Now, we obtain $col_B(x)$. Since matrix $B$ has four non-zero entries that the first, second and fourth of them are in zero column, so $r_0=r_1=r_3=0$ and $col_B(\gamma^0)=col_B(\gamma^1)=col_B(\gamma^3)=\omega^0$ and the third is in the second column, so $r_2=2$ and $col_B(\gamma^2)=\omega^2$ . Therefore $col_B(1)=1$, $col_B(43)=1$, $col_B(39)=42$and $col_B(48)=1$. So $col_B(x)=L_1(x)+L_2(x)+42L_3(x)+L_4(x)=47x^3+20x^2+106x+9$.

Now, we obtain $val_B(x)$. Since matrix $B$ has four non-zero entries that value of them are $5$, $11$, $1$ and $26$, respectively. Therefore $v_0=v_1=v_2=1$$val_B(\gamma^0)=5$, $val_B(\gamma^1)=11$, $val_B(\gamma^2)=1$and $val_B(\gamma^3)=26$. So, $val_B(1)=5$, $val_B(43)=11$, $val_B(39)=1$and $val_B(48)=26$. Therefore $val_B(x)=5L_1(x)+11L_2(x)+L_3(x)+26L_4(x)=177x^3+148x^2+42$.

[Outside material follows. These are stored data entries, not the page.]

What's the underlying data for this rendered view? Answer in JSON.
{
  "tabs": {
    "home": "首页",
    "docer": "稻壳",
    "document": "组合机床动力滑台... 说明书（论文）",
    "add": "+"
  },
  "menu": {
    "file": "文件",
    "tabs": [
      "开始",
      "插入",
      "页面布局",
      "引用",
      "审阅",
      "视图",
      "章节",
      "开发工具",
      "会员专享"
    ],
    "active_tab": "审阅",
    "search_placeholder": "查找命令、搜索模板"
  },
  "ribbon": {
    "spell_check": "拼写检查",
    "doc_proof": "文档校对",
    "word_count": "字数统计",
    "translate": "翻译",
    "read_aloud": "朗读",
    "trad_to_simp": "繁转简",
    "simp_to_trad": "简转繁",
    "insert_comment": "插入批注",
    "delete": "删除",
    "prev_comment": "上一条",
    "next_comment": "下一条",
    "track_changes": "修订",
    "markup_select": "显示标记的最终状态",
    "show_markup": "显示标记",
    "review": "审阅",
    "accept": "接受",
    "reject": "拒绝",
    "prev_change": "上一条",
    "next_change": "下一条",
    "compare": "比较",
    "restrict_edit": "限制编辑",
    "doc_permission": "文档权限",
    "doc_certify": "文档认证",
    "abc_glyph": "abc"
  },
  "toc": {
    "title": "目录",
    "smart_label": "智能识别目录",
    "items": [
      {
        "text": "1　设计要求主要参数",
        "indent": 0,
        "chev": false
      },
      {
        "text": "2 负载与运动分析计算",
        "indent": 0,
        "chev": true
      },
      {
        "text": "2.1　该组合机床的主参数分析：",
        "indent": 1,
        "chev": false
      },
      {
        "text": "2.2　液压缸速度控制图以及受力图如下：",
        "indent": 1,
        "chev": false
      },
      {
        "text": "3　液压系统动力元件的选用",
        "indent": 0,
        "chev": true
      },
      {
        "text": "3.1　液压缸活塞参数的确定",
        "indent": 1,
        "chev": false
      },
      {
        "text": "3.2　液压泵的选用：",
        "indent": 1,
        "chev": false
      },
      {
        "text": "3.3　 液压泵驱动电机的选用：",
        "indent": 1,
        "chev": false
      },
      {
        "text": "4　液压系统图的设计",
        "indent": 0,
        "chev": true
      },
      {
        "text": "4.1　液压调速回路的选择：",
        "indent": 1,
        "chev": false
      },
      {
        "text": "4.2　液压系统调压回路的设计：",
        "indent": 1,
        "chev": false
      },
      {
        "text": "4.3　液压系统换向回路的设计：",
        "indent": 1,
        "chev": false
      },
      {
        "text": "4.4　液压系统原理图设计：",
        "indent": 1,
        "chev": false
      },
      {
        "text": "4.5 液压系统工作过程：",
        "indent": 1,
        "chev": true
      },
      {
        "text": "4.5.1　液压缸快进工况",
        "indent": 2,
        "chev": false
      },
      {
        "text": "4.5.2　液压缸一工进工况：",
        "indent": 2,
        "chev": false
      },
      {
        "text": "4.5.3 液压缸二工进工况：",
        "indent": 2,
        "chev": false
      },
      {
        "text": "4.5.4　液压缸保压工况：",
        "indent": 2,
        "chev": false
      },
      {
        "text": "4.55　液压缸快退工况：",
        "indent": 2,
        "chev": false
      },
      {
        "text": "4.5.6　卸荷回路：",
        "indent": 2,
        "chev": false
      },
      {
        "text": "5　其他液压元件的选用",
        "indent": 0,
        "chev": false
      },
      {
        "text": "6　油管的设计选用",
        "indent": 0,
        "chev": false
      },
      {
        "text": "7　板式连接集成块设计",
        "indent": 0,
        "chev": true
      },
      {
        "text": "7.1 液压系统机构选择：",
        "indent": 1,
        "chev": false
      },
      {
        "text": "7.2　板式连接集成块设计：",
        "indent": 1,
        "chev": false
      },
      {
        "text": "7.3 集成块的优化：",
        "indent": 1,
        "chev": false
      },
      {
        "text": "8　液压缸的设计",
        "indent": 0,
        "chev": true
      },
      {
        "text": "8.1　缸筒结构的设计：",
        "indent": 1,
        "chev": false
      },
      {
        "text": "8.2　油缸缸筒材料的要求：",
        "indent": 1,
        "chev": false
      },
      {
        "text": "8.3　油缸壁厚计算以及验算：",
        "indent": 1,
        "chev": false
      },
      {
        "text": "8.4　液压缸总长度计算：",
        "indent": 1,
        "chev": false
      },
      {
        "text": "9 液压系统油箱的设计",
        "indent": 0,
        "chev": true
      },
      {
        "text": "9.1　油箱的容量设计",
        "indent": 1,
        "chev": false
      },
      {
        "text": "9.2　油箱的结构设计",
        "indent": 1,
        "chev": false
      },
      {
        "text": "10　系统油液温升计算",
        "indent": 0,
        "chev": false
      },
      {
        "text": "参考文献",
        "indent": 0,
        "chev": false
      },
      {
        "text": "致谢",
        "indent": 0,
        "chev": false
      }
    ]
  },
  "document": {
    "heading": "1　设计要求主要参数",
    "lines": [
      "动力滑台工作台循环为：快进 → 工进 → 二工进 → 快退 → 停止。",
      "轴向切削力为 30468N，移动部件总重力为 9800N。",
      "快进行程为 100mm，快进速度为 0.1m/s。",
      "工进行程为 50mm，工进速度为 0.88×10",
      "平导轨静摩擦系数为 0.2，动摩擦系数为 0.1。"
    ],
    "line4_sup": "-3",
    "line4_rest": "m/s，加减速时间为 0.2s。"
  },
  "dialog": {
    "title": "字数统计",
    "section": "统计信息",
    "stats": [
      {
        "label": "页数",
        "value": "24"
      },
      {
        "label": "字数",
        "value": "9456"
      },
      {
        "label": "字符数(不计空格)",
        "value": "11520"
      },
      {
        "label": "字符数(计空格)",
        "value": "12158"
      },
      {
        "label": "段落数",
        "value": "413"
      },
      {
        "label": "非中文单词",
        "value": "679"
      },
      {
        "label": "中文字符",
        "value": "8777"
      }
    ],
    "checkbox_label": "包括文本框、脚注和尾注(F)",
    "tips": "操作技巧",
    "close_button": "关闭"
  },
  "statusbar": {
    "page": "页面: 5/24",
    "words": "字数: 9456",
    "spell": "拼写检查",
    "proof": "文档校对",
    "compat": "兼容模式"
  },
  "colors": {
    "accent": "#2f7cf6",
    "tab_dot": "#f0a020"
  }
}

Therefore, the matrix $B$ encodes by $row_B(x)=76x^3+35x^2+174x+119$, $col_B(x)=47x^3+20x^2+106x+9$ and $val_B(x)=177x^3+148x^2+42$.

Now, build polynomial $row_C(x)$. In a similar way, Since matrix $C$ has three non-zero entries that are in the third, fourth and fifth rows, therefore $row_C(\gamma^0)=\omega^2$ , $row_C(\gamma^1)=\omega^3$ and $row_C(\gamma^2)=\omega^4$. Then $row_C(1)=42$ , $row_C(43)=125$ and $row_C(39)=135$. So$row_C(x)=42L_1(x)+125L_2(x)+135L_3(x)$, therefore $row_C(x)=77x^2+109x+37$.

Now, since $C$ is a diagonal matrix, polynomials $row_C(x)$ and $col_C(x)$are equal. Also, since the matrix $C$ has three non-zero entries such that the value of all of them is one, therefore $v_0=v_1=v_2=1$. So, $val_C(x)=L_1(x)+L_2(x)+L_3(x)=1$.